Summer now envelops South Platte Park, in Littleton, Colorado. While most of the activity was concentrated along the River and its floodplain lakes during the colder months, winter flocks have departed for the north and the riparian woodlands have come alive with the color and sound of our fair weather songbirds.
The ponds and lakes now attract double-crested cormorants, pied-billed grebes and permanent waterfowl such as mallards, gadwalls, common and hooded mergansers, wood ducks and Canada geese. Non-breeding white pelicans and western grebes also grace the pools and stragglers, including shorebirds and white-faced ibis, still visit the Park. Killdeer and spotted sandpipers feed along the mudflats while beaver and muskrats ply the open waters or mend their homes.

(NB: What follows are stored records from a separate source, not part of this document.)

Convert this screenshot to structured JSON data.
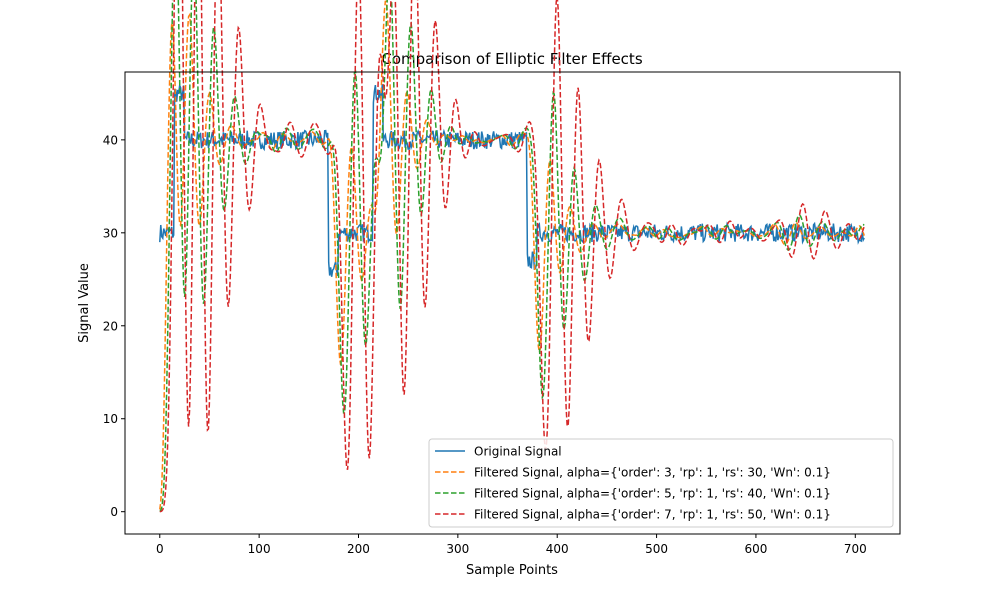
{
  "chart_data": {
    "type": "line",
    "title": "Comparison of Elliptic Filter Effects",
    "xlabel": "Sample Points",
    "ylabel": "Signal Value",
    "xlim": [
      -35,
      745
    ],
    "ylim": [
      -2.4,
      47.3
    ],
    "xticks": [
      0,
      100,
      200,
      300,
      400,
      500,
      600,
      700
    ],
    "yticks": [
      0,
      10,
      20,
      30,
      40
    ],
    "grid": false,
    "legend_position": "lower-right",
    "n_points": 710,
    "segments": [
      {
        "start": 0,
        "end": 15,
        "level": 30
      },
      {
        "start": 15,
        "end": 25,
        "level": 45
      },
      {
        "start": 25,
        "end": 170,
        "level": 40
      },
      {
        "start": 170,
        "end": 180,
        "level": 26
      },
      {
        "start": 180,
        "end": 215,
        "level": 30
      },
      {
        "start": 215,
        "end": 225,
        "level": 45
      },
      {
        "start": 225,
        "end": 370,
        "level": 40
      },
      {
        "start": 370,
        "end": 380,
        "level": 27
      },
      {
        "start": 380,
        "end": 710,
        "level": 30
      }
    ],
    "noise_amplitude": 1.0,
    "series": [
      {
        "name": "Original Signal",
        "color": "#1f77b4",
        "dash": "solid",
        "order": 0
      },
      {
        "name": "Filtered Signal, alpha={'order': 3, 'rp': 1, 'rs': 30, 'Wn': 0.1}",
        "color": "#ff7f0e",
        "dash": "dashed",
        "order": 3
      },
      {
        "name": "Filtered Signal, alpha={'order': 5, 'rp': 1, 'rs': 40, 'Wn': 0.1}",
        "color": "#2ca02c",
        "dash": "dashed",
        "order": 5
      },
      {
        "name": "Filtered Signal, alpha={'order': 7, 'rp': 1, 'rs': 50, 'Wn': 0.1}",
        "color": "#d62728",
        "dash": "dashed",
        "order": 7
      }
    ]
  }
}
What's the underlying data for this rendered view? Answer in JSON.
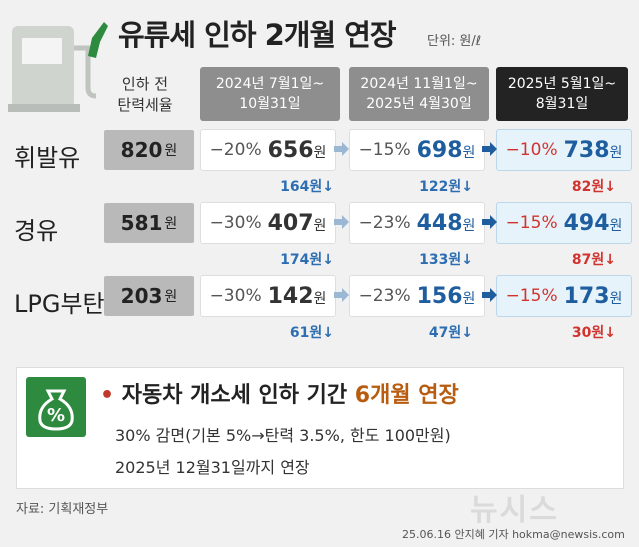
{
  "title": "유류세 인하 2개월 연장",
  "unit": "단위: 원/ℓ",
  "header": {
    "base_line1": "인하 전",
    "base_line2": "탄력세율",
    "periods": [
      {
        "line1": "2024년 7월1일~",
        "line2": "10월31일"
      },
      {
        "line1": "2024년 11월1일~",
        "line2": "2025년 4월30일"
      },
      {
        "line1": "2025년 5월1일~",
        "line2": "8월31일"
      }
    ]
  },
  "rows": [
    {
      "label": "휘발유",
      "base": "820",
      "won": "원",
      "cells": [
        {
          "pct": "−20%",
          "price": "656",
          "drop": "164원↓"
        },
        {
          "pct": "−15%",
          "price": "698",
          "drop": "122원↓"
        },
        {
          "pct": "−10%",
          "price": "738",
          "drop": "82원↓"
        }
      ]
    },
    {
      "label": "경유",
      "base": "581",
      "won": "원",
      "cells": [
        {
          "pct": "−30%",
          "price": "407",
          "drop": "174원↓"
        },
        {
          "pct": "−23%",
          "price": "448",
          "drop": "133원↓"
        },
        {
          "pct": "−15%",
          "price": "494",
          "drop": "87원↓"
        }
      ]
    },
    {
      "label": "LPG부탄",
      "base": "203",
      "won": "원",
      "cells": [
        {
          "pct": "−30%",
          "price": "142",
          "drop": "61원↓"
        },
        {
          "pct": "−23%",
          "price": "156",
          "drop": "47원↓"
        },
        {
          "pct": "−15%",
          "price": "173",
          "drop": "30원↓"
        }
      ]
    }
  ],
  "bottom": {
    "bullet": "•",
    "title_main": "자동차 개소세 인하 기간",
    "title_highlight": "6개월 연장",
    "line1": "30% 감면(기본 5%→탄력 3.5%, 한도 100만원)",
    "line2": "2025년 12월31일까지 연장",
    "icon_symbol": "%"
  },
  "source": "자료: 기획재정부",
  "credit": "25.06.16 안지혜 기자 hokma@newsis.com",
  "logo": "뉴시스",
  "colors": {
    "accent_blue": "#1f5e9e",
    "accent_red": "#d1342f",
    "green": "#2d8a3e",
    "highlight": "#b85c10"
  }
}
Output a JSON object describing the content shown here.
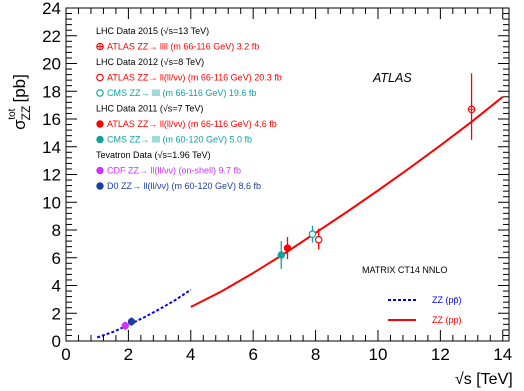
{
  "chart_data": {
    "type": "scatter",
    "title": "",
    "xlabel": "√s [TeV]",
    "ylabel": "σ",
    "ylabel_super": "tot",
    "ylabel_sub": "ZZ",
    "ylabel_unit": "[pb]",
    "xlim": [
      0,
      14.2
    ],
    "ylim": [
      0,
      24
    ],
    "x_ticks": [
      0,
      2,
      4,
      6,
      8,
      10,
      12,
      14
    ],
    "y_ticks": [
      0,
      2,
      4,
      6,
      8,
      10,
      12,
      14,
      16,
      18,
      20,
      22,
      24
    ],
    "x_tick_labels": [
      "0",
      "2",
      "4",
      "6",
      "8",
      "10",
      "12",
      "14"
    ],
    "y_tick_labels": [
      "0",
      "2",
      "4",
      "6",
      "8",
      "10",
      "12",
      "14",
      "16",
      "18",
      "20",
      "22",
      "24"
    ],
    "grid": false,
    "atlas_label": "ATLAS",
    "headers": [
      {
        "text": "LHC Data 2015 (√s=13 TeV)",
        "row": 0
      },
      {
        "text": "LHC Data 2012 (√s=8 TeV)",
        "row": 2
      },
      {
        "text": "LHC Data 2011 (√s=7 TeV)",
        "row": 5
      },
      {
        "text": "Tevatron Data (√s=1.96 TeV)",
        "row": 8
      }
    ],
    "series": [
      {
        "name": "ATLAS ZZ→ llll (m 66-116 GeV) 3.2 fb",
        "color": "#ff0000",
        "marker": "open-cross-circle",
        "row": 1,
        "points": [
          {
            "x": 13.0,
            "y": 16.7,
            "yerr": [
              2.2,
              2.6
            ]
          }
        ]
      },
      {
        "name": "ATLAS ZZ→ ll(ll/νν) (m 66-116 GeV) 20.3 fb",
        "color": "#ff0000",
        "marker": "open-circle",
        "row": 3,
        "points": [
          {
            "x": 8.1,
            "y": 7.3,
            "yerr": [
              0.7,
              0.8
            ]
          }
        ]
      },
      {
        "name": "CMS ZZ→ llll (m 66-116 GeV) 19.6 fb",
        "color": "#0fa3a3",
        "marker": "open-circle",
        "row": 4,
        "points": [
          {
            "x": 7.9,
            "y": 7.7,
            "yerr": [
              0.6,
              0.6
            ]
          }
        ]
      },
      {
        "name": "ATLAS ZZ→ ll(ll/νν) (m 66-116 GeV) 4.6 fb",
        "color": "#ff0000",
        "marker": "filled-circle",
        "row": 6,
        "points": [
          {
            "x": 7.1,
            "y": 6.7,
            "yerr": [
              0.8,
              0.8
            ]
          }
        ]
      },
      {
        "name": "CMS ZZ→ llll (m 60-120 GeV) 5.0 fb",
        "color": "#0fa3a3",
        "marker": "filled-circle",
        "row": 7,
        "points": [
          {
            "x": 6.9,
            "y": 6.2,
            "yerr": [
              1.0,
              1.0
            ]
          }
        ]
      },
      {
        "name": "CDF ZZ→ ll(ll/νν) (on-shell) 9.7 fb",
        "color": "#cc33ff",
        "marker": "filled-circle",
        "row": 9,
        "points": [
          {
            "x": 1.9,
            "y": 1.1,
            "yerr": [
              0.3,
              0.3
            ]
          }
        ]
      },
      {
        "name": "D0 ZZ→ ll(ll/νν) (m 60-120 GeV) 8.6 fb",
        "color": "#1a3fa0",
        "marker": "filled-circle",
        "row": 10,
        "points": [
          {
            "x": 2.1,
            "y": 1.4,
            "yerr": [
              0.3,
              0.3
            ]
          }
        ]
      }
    ],
    "theory": {
      "title": "MATRIX CT14 NNLO",
      "curves": [
        {
          "name": "ZZ (pp̄)",
          "color": "#0000ff",
          "dash": true,
          "points": [
            [
              1.0,
              0.25
            ],
            [
              1.5,
              0.65
            ],
            [
              2.0,
              1.15
            ],
            [
              2.5,
              1.7
            ],
            [
              3.0,
              2.3
            ],
            [
              3.5,
              2.95
            ],
            [
              4.0,
              3.7
            ]
          ]
        },
        {
          "name": "ZZ (pp)",
          "color": "#ff0000",
          "dash": false,
          "points": [
            [
              4.0,
              2.45
            ],
            [
              5.0,
              3.6
            ],
            [
              6.0,
              4.9
            ],
            [
              7.0,
              6.3
            ],
            [
              8.0,
              7.8
            ],
            [
              9.0,
              9.3
            ],
            [
              10.0,
              10.85
            ],
            [
              11.0,
              12.45
            ],
            [
              12.0,
              14.1
            ],
            [
              13.0,
              15.8
            ],
            [
              14.0,
              17.6
            ]
          ]
        }
      ]
    }
  }
}
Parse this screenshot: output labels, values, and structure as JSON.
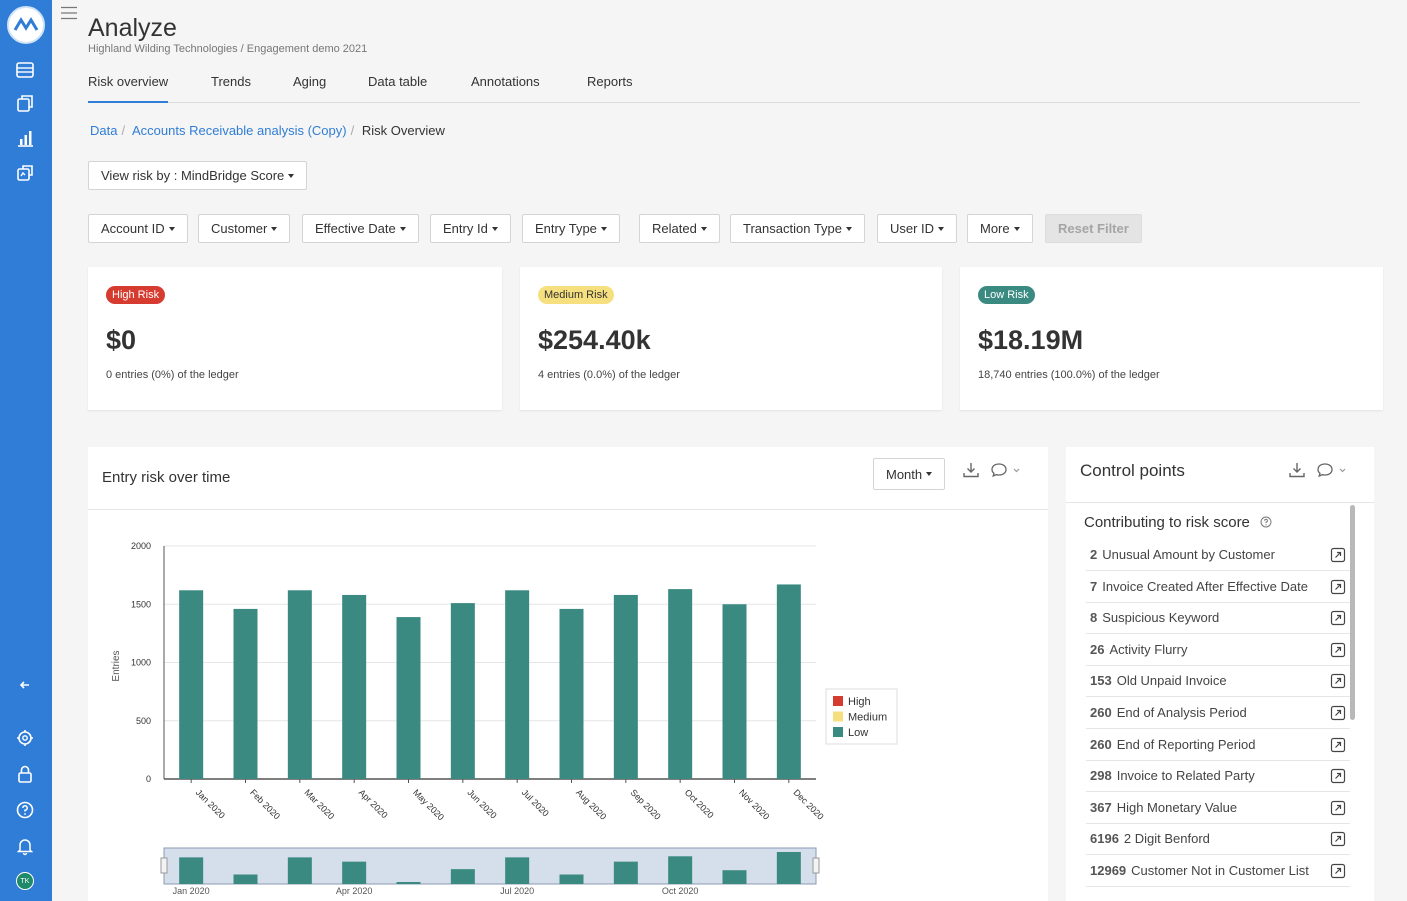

The woodlands and meadows harbor a mix of noisy and colorful summer birds, including yellow warblers, yellow-breasted chats, common yellowthroats, house wrens, gray catbirds, western wood pewees, northern orioles, eastern and western kingbirds, blue-gray gnatcatchers, broad-tailed hummingbirds and lesser goldfinches, joining the permanent residents. Red-winged blackbirds call from the cattails, tree and barn swallows strafe the ponds, great blue herons and snowy egrets stalk the shallows and a variety of raptors, including red-tailed hawks, Swainson's hawks, Cooper's hawks, great horned owls, American kestrels and an occasional bald eagle, patrol the refuge. At dawn or dusk, visitors may also encounter mule deer, red fox and coyotes at South Platte Park.